//Il progetto Farina del Re

Il progetto Farina del Re

2018-03-26T17:47:05+00:00 22 marzo 2018|

Nel passato cerchiamo di ritrovare le cose buone: lo sviluppo del nostro progetto

Il Progetto nasce dalla volontà di recuperare il legame, perso nel tempo, tra il Panigaccio e il territorio in cui è nato, con la reintroduzione in Lunigiana della coltura del frumento tenero, perché crediamo che un prodotto tipico sia tale solo se rappresenta l’espressione di un territorio. Oltre la valenza storica e culturale dell’operazione, la qualità della materia prima prodotta contribuisce a fare la differenza riguardo anche il sapore del Panigaccio.

Questa è la strada che abbiamo scelto, per noi, i nostri clienti e i nostri figli: imparare di nuovo a mangiare sano e cogliere dalla natura quello che ci viene offerto, senza alterazioni e senza l’uso di sostanze chimiche, pesticidi e concimi. Proseguiamo il nostro percorso con l’obbiettivo fermo di ritrovare nel prodotto finito l’essenza della terra di Lunigiana. La Farina del Re, un nome nato per scherno, vuole diventare questo: il simbolo della terra e dell’uomo.

L’intera iniziativa si è sviluppata in seguito all’attivazione nel 2008 del progetto sperimentale Frulun dalla Comunità Montana della Lunigiana in collaborazione con i ricercatori della Scuola Superiore Sant’Anna di Pisa, sostenuto dalla Provincia di Massa Carrara e dall’Agenzia Regionale dell’Agricoltura (ARSIA) e promosso dalle principali organizzazioni professionali agricole del territorio, compresi i produttori del Panigaccio di Podenzana.

L’obiettivo di Frulun era quello di recuperare la coltivazione del frumento tenero in Lunigiana con la creazione di una filiera a km zero, per una valorizzazione delle produzioni tipiche locali e il recupero di vasti terreni agricoli nel tempo abbandonati.

I produttori del Panigaccio di Podenzana hanno iniziato a lavorare con gli attori coinvolti nel progetto alla ricerca sulle tecniche di coltivazione e soprattutto alla cernita di alcune qualità di grano.

Nel corso dello sviluppo del progetto sono state incontrate diverse difficoltà, principalmente per la resistenza nell’abbandonare tecniche e metodologie ormai consolidate in favore di nuove sperimentazioni.

Procedendo con il lavoro si è scoperto che la soluzione era quasi a portata di mano. Invece che guardare troppo in là nel futuro, si è volto lo sguardo al passato.

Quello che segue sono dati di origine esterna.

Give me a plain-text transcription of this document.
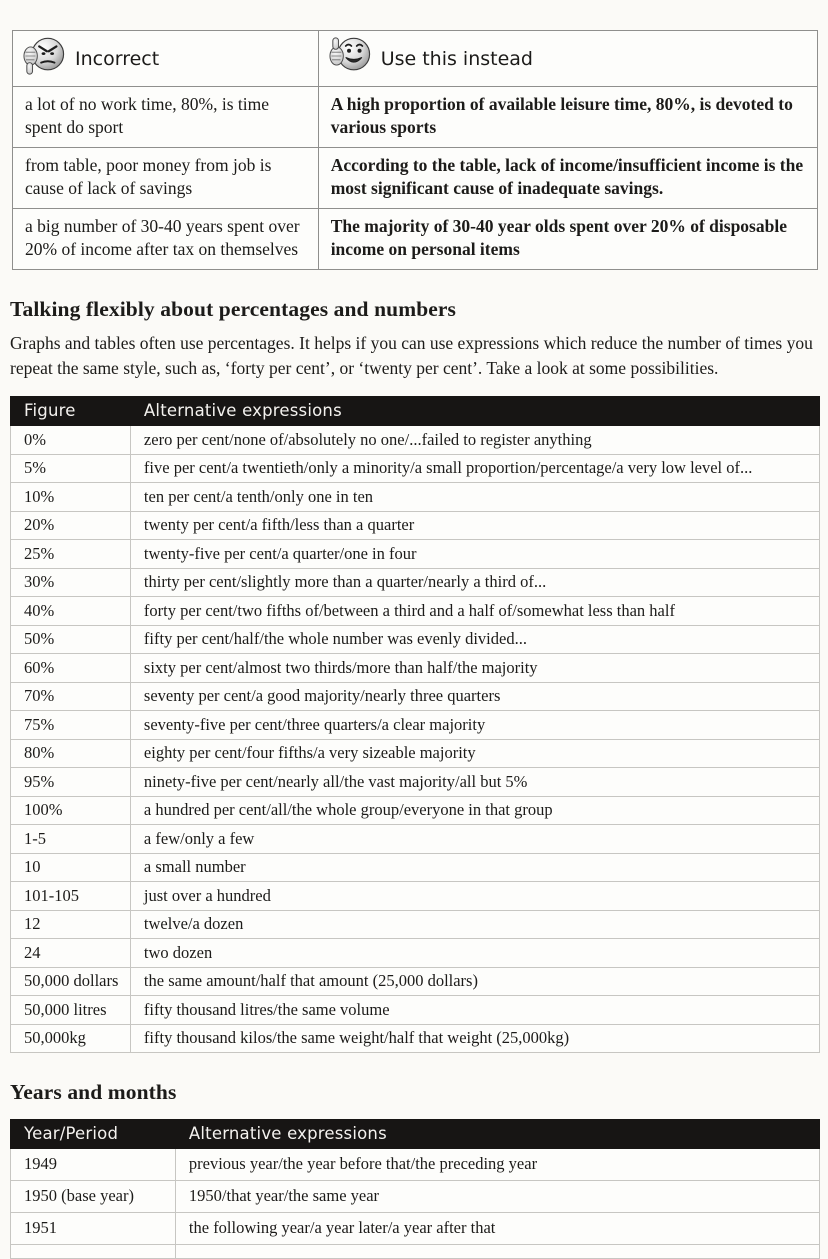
Incorrect	Use this instead

a lot of no work time, 80%, is time spent do sport	A high proportion of available leisure time, 80%, is devoted to various sports
from table, poor money from job is cause of lack of savings	According to the table, lack of income/insufficient income is the most significant cause of inadequate savings.
a big number of 30-40 years spent over 20% of income after tax on themselves	The majority of 30-40 year olds spent over 20% of disposable income on personal items
Talking flexibly about percentages and numbers

Graphs and tables often use percentages. It helps if you can use expressions which reduce the number of times you repeat the same style, such as, ‘forty per cent’, or ‘twenty per cent’. Take a look at some possibilities.

Figure	Alternative expressions
0%	zero per cent/none of/absolutely no one/...failed to register anything
5%	five per cent/a twentieth/only a minority/a small proportion/percentage/a very low level of...
10%	ten per cent/a tenth/only one in ten
20%	twenty per cent/a fifth/less than a quarter
25%	twenty-five per cent/a quarter/one in four
30%	thirty per cent/slightly more than a quarter/nearly a third of...
40%	forty per cent/two fifths of/between a third and a half of/somewhat less than half
50%	fifty per cent/half/the whole number was evenly divided...
60%	sixty per cent/almost two thirds/more than half/the majority
70%	seventy per cent/a good majority/nearly three quarters
75%	seventy-five per cent/three quarters/a clear majority
80%	eighty per cent/four fifths/a very sizeable majority
95%	ninety-five per cent/nearly all/the vast majority/all but 5%
100%	a hundred per cent/all/the whole group/everyone in that group
1-5	a few/only a few
10	a small number
101-105	just over a hundred
12	twelve/a dozen
24	two dozen
50,000 dollars	the same amount/half that amount (25,000 dollars)
50,000 litres	fifty thousand litres/the same volume
50,000kg	fifty thousand kilos/the same weight/half that weight (25,000kg)
Years and months
Year/Period	Alternative expressions
1949	previous year/the year before that/the preceding year
1950 (base year)	1950/that year/the same year
1951	the following year/a year later/a year after that
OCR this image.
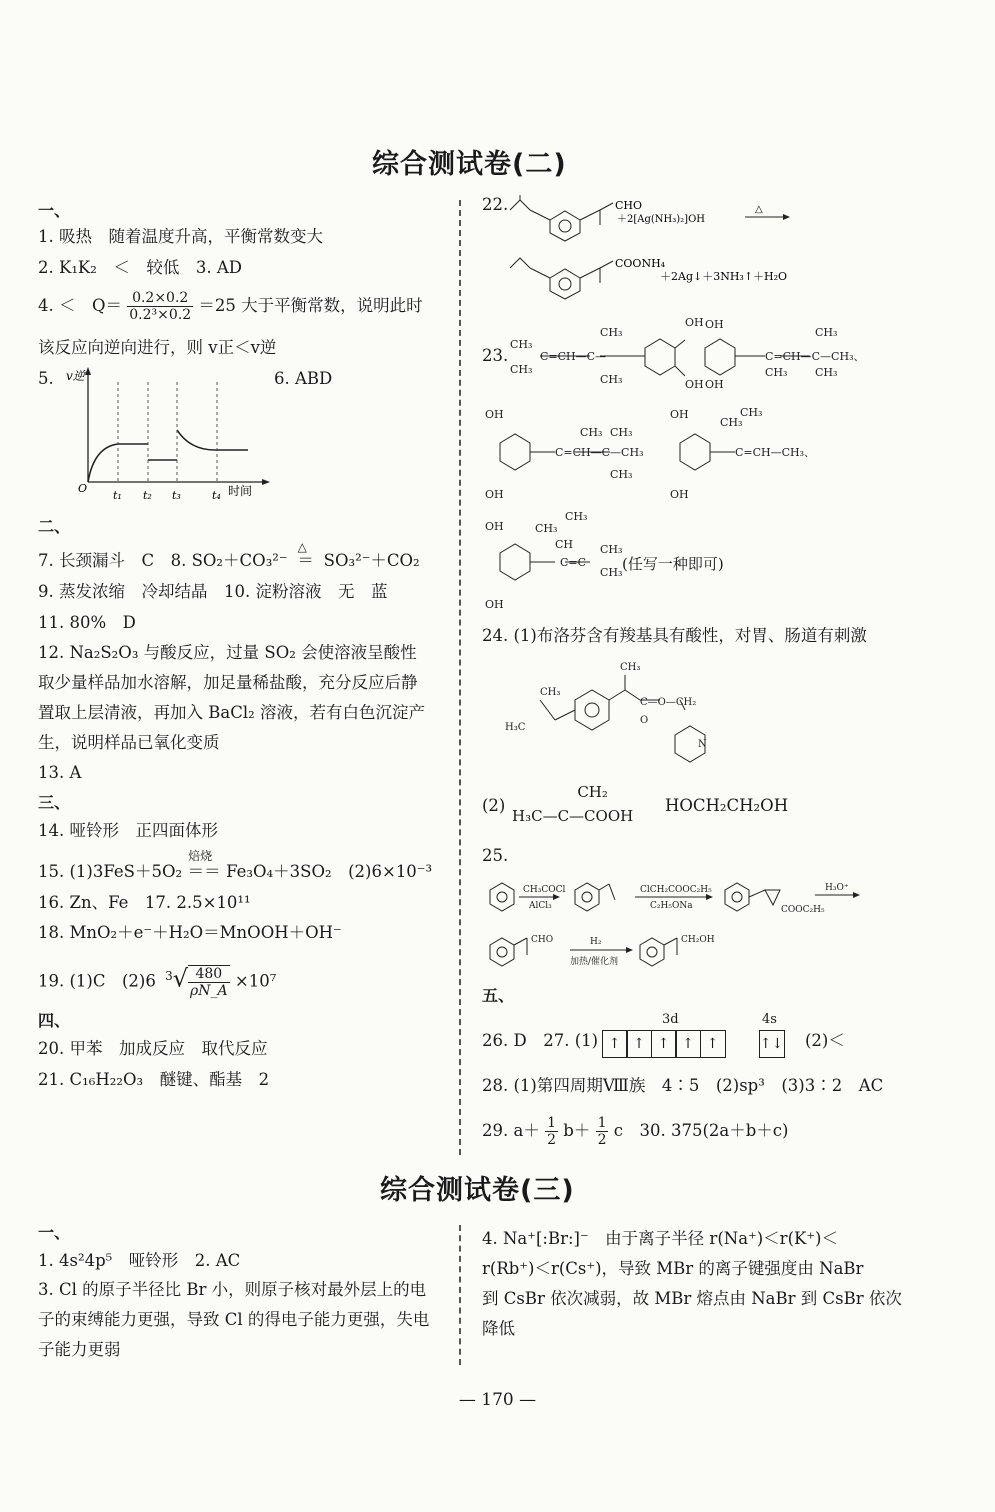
综合测试卷(二)
一、
1. 吸热　随着温度升高，平衡常数变大
2. K₁K₂　＜　较低　3. AD
4. ＜　$Q= \frac{0.2\times 0.2}{\text{0.2³×0.2}} =25$ 大于平衡常数，说明此时
该反应向逆向进行，则 v正＜v逆
5.	6. ABD
v逆
O
t₁ t₂ t₃	t₄ 时间
二、
7. 长颈漏斗　C　8. SO₂＋CO₃²⁻
△
＝ SO₃²⁻＋CO₂
9. 蒸发浓缩　冷却结晶　10. 淀粉溶液　无　蓝
11. 80%　D
12. Na₂S₂O₃ 与酸反应，过量 SO₂ 会使溶液呈酸性
取少量样品加水溶解，加足量稀盐酸，充分反应后静
置取上层清液，再加入 BaCl₂ 溶液，若有白色沉淀产
生，说明样品已氧化变质
13. A
三、
14. 哑铃形　正四面体形
15. (1)3FeS＋5O₂
焙烧
＝＝ Fe₃O₄＋3SO₂　(2)6×10⁻³
16. Zn、Fe　17. 2.5×10¹¹
18. MnO₂＋e⁻＋H₂O＝MnOOH＋OH⁻
19. (1)C　(2)6 $^3√ \frac{480}{\rho N\_A} \times 10^7$
四、
20. 甲苯　加成反应　取代反应
21. C₁₆H₂₂O₃　醚键、酯基　2
22.	CHO
＋2[Ag(NH₃)₂]OH
△
COONH₄
＋2Ag↓＋3NH₃↑＋H₂O
23.
CH₃
CH₃
C=CH—C—
CH₃
CH₃
OH
OH
OH
OH
C=CH—C—CH₃、
CH₃
CH₃
CH₃
OH
OH
C=CH—C—CH₃
CH₃ CH₃
CH₃
OH
OH
CH₃
CH₃
C=CH—CH₃、
OH
OH
CH₃
CH₃
CH
C=C
CH₃
CH₃ (任写一种即可)
24. (1)布洛芬含有羧基具有酸性，对胃、肠道有刺激
CH₃
H₃C
CH₃
C—O—CH₂
O
N
(2)
CH₂
H₃C—C—COOH
HOCH₂CH₂OH
25.
CH₃COCl
AlCl₃
ClCH₂COOC₂H₅
C₂H₅ONa
H₃O⁺
H₂
加热/催化剂
COOC₂H₅
CHO	CH₂OH
五、
26. D　27. (1)
3d	4s
↑ ↑ ↑ ↑ ↑	↑↓ (2)＜
28. (1)第四周期Ⅷ族　4∶5　(2)sp³　(3)3∶2　AC
29. $a+ \frac{1}{2} b+ \frac{1}{2}$ c　30. 375(2a＋b＋c)
综合测试卷(三)
一、
1. 4s²4p⁵　哑铃形　2. AC
3. Cl 的原子半径比 Br 小，则原子核对最外层上的电
子的束缚能力更强，导致 Cl 的得电子能力更强，失电
子能力更弱
4. Na⁺[:Br:]⁻　由于离子半径 r(Na⁺)＜r(K⁺)＜
r(Rb⁺)＜r(Cs⁺)，导致 MBr 的离子键强度由 NaBr
到 CsBr 依次减弱，故 MBr 熔点由 NaBr 到 CsBr 依次
降低
— 170 —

Percorrendo a ritroso la strada verso i metodi più tradizionali nella produzione del Panigaccio di Podenzana, si è lasciato indietro l’uso di farine raffinate di produzione industriale, in favore della ricerca e la sperimentazione di un mix di farine, che riproponesse nella maniera più reale possibile le miscele di un tempo, quando tutto è cominciato.

Nel 2013 dopo aver consolidato l’esperienza con le farine macinate a pietra ed aver trovato le qualità di grano ideali, si riattiva la collaborazione con i ricercatori universitari del progetto Frulun per utilizzare le loro vaste conoscenze per mettere in pratica tutto ciò che si era finora imparato.

Si è proseguito con la ricerca di aziende agricole che avessero l’entusiasmo di condividere lo stesso progetto, ovvero seminare il grano, seguirne attentamente la crescita evitando assolutamente l’uso di pesticidi, ottenere una granella pulita e con la giusta dose di umidità, conservarla senza disinfettanti chimici utilizzando esclusivamente mezzi e soluzioni meccaniche.

Il passo successivo è stato l’inizio della collaborazione con due mulini locali che lavorano a pietra.

In seguito si è provveduto al completamento di tutte le analisi necessarie sulle farine e gli impasti prodotti.